Wait almost over for new JK Rowling book

One of only seven original copies of "The Tales of Beedle the Bard," created, handwritten and...
One of only seven original copies of "The Tales of Beedle the Bard," created, handwritten and illustrated by J.K. Rowling, is unveiled yesterday at the New York Public Library. (AP Photo/Diane Bondareff, Scholastic)
Recession-hit booksellers are hoping for a magical boost from a new book by Harry Potter author J.K. Rowling.

"The Tales of Beedle the Bard," a collection of five fables mentioned in Rowling's saga about the boy wizard, is being published around the world tomorrow with only a fraction of the carnival-like fanfare that greeted the Potter novels.

But expectations are high for the new book, which has a global print run of 8 million copies.

"We expect it will crash straight in at No. 1 in our book charts," Jon Howells, of Britain's Waterstone's book store chain, said yesterday. "It would take a battle of magical proportions to dislodge it before Christmas."

The book's print run sounds enormous until you compare it with the Potter books. The final volume, "Harry Potter and the Deathly Hallows" sold 8 million copies in its first 24 hours and had a print run of 12 million in the U.S. alone.

Retailers are not expecting the new book to generate the frenzy that accompanied publication of "Deathly Hallows" in July 2007, when fans dressed as witches and warlocks formed festive crowds outside book stores around the world.

But the day before publication, "Beedle the Bard" was ranked No. 1 on Amazon's British and U.S. Web sites. The Internet retailer is printing 100,000 copies of a leather-bound collectors' edition priced at 50 pounds, or $100 in the United States, and expects them to sell out.

The branch of Borders in central London's Oxford Street was opening at midnight Wednesday, promising magicians and Potter-themed quizzes.

Waterstone's flagship store in central London also was holding a midnight party for 400 ticket-buying readers from as far away as North America and New Zealand.

Rowling was launching the book Thursday with a tea party for local school children at the National Library of Scotland in Edinburgh, where she lives.

Rowling is donating her royalties to the Children's High Level Group, a charity she co-founded to support institutionalized children in Eastern Europe. The book is published on behalf of the charity by Harry Potter's traditional publishers - Scholastic in North America and Bloomsbury elsewhere.

Rowling has said she hopes the book will "not only be a welcome present to Harry Potter fans, but an opportunity to give these abandoned children a voice."

Rowling, whose Harry Potter books have sold more than 400 million copies and been translated into 67 languages, wrote the Beedle tales after finishing "Deathly Hallows" last year.

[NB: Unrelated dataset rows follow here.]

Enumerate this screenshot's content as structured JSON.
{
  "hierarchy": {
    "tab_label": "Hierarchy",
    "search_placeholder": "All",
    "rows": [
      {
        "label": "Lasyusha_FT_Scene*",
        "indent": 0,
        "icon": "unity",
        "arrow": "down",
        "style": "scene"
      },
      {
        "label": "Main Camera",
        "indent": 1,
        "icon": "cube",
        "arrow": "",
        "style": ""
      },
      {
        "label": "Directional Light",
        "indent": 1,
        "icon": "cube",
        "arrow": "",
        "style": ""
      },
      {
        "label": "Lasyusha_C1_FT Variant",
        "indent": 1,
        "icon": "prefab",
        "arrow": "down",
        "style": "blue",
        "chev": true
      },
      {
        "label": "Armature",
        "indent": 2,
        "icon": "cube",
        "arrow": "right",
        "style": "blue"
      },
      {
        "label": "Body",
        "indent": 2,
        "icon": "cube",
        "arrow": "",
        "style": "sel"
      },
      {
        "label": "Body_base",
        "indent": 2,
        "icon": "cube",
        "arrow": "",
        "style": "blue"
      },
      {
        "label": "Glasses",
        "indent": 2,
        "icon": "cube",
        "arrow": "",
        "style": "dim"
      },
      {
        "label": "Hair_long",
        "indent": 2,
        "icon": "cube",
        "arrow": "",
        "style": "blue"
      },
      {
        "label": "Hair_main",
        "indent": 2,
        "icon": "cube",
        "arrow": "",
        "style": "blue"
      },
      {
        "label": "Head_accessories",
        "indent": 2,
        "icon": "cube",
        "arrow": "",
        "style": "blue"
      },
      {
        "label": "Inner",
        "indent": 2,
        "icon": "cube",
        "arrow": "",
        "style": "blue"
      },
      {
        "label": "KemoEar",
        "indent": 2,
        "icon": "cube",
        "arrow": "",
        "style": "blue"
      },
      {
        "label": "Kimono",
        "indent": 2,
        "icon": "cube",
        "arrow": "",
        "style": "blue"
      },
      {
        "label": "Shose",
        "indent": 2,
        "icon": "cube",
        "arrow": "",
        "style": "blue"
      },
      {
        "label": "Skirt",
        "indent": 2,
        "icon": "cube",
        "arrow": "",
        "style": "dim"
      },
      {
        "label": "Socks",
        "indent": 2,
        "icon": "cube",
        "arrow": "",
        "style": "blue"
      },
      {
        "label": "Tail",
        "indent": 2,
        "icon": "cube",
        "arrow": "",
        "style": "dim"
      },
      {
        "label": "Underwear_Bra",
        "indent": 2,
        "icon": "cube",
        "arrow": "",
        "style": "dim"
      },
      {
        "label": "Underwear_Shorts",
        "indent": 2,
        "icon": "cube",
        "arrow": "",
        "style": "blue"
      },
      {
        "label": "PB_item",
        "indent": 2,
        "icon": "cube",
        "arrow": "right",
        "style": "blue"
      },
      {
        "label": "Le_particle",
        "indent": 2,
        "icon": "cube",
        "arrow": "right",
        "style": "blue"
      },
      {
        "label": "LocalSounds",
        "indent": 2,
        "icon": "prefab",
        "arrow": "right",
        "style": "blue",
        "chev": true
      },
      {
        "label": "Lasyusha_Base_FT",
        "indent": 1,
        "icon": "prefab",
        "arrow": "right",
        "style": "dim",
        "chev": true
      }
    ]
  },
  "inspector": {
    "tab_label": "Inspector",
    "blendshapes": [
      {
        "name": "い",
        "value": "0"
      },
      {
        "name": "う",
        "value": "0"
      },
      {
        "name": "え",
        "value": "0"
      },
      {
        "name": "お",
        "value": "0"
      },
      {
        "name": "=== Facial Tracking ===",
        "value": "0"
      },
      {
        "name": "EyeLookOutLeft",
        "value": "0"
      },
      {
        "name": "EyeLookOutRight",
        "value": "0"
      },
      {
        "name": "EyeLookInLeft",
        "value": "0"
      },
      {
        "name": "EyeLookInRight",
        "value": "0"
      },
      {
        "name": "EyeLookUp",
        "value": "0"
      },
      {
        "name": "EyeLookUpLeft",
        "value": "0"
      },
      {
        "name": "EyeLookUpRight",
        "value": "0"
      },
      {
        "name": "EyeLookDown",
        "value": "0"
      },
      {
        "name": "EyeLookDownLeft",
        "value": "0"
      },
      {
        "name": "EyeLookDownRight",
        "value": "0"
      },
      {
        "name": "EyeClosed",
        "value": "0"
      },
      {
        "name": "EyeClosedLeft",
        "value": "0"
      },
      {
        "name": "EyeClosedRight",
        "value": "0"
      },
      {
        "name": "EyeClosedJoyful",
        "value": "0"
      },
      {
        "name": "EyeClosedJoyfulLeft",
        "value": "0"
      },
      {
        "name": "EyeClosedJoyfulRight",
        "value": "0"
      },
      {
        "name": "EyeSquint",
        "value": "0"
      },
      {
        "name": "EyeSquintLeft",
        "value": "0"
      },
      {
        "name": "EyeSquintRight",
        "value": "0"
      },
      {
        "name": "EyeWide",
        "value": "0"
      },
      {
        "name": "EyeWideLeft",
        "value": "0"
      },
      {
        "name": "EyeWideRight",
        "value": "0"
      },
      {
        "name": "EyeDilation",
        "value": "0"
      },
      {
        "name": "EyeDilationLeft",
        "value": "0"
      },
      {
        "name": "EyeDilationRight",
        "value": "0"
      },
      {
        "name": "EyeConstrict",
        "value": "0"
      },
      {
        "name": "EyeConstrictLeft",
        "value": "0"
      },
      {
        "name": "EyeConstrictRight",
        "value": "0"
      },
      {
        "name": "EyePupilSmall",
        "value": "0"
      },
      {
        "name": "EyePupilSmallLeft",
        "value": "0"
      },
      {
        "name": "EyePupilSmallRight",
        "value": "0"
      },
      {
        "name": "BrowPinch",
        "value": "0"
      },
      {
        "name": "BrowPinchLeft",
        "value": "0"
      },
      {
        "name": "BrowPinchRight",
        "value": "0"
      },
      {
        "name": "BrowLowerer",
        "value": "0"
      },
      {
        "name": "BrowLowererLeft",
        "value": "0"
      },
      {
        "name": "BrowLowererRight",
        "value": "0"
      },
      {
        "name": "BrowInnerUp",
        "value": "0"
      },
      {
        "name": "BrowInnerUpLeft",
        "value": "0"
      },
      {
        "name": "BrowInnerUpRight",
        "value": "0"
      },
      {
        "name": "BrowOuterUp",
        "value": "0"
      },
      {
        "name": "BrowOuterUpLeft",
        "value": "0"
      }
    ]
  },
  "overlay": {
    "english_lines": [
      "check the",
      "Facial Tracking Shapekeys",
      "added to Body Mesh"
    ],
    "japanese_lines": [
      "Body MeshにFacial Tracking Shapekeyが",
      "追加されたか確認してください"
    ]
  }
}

One of the stories, "The Tale Of The Three Brothers," is recounted in "Deathly Hallows," in which the storybook helps Harry and his friends defeat evil Lord Voldemort.

The other tales are "The Fountain of Fair Fortune," ''The Warlock's Hairy Heart," ''The Wizard and the Hopping Pot" and "Babbitty Rabbitty and Her Cackling Stump."

Rowling has described "The Tales of Beedle the Bard" as a distillation of the themes found in the Harry Potter books, calling it her goodbye to a world she lived in for 17 years.

The book was initially produced last year in an edition of seven handwritten copies. Six were given away by Rowling as gifts, and one was bought by Amazon at an auction for almost 2 million pounds ($3 million).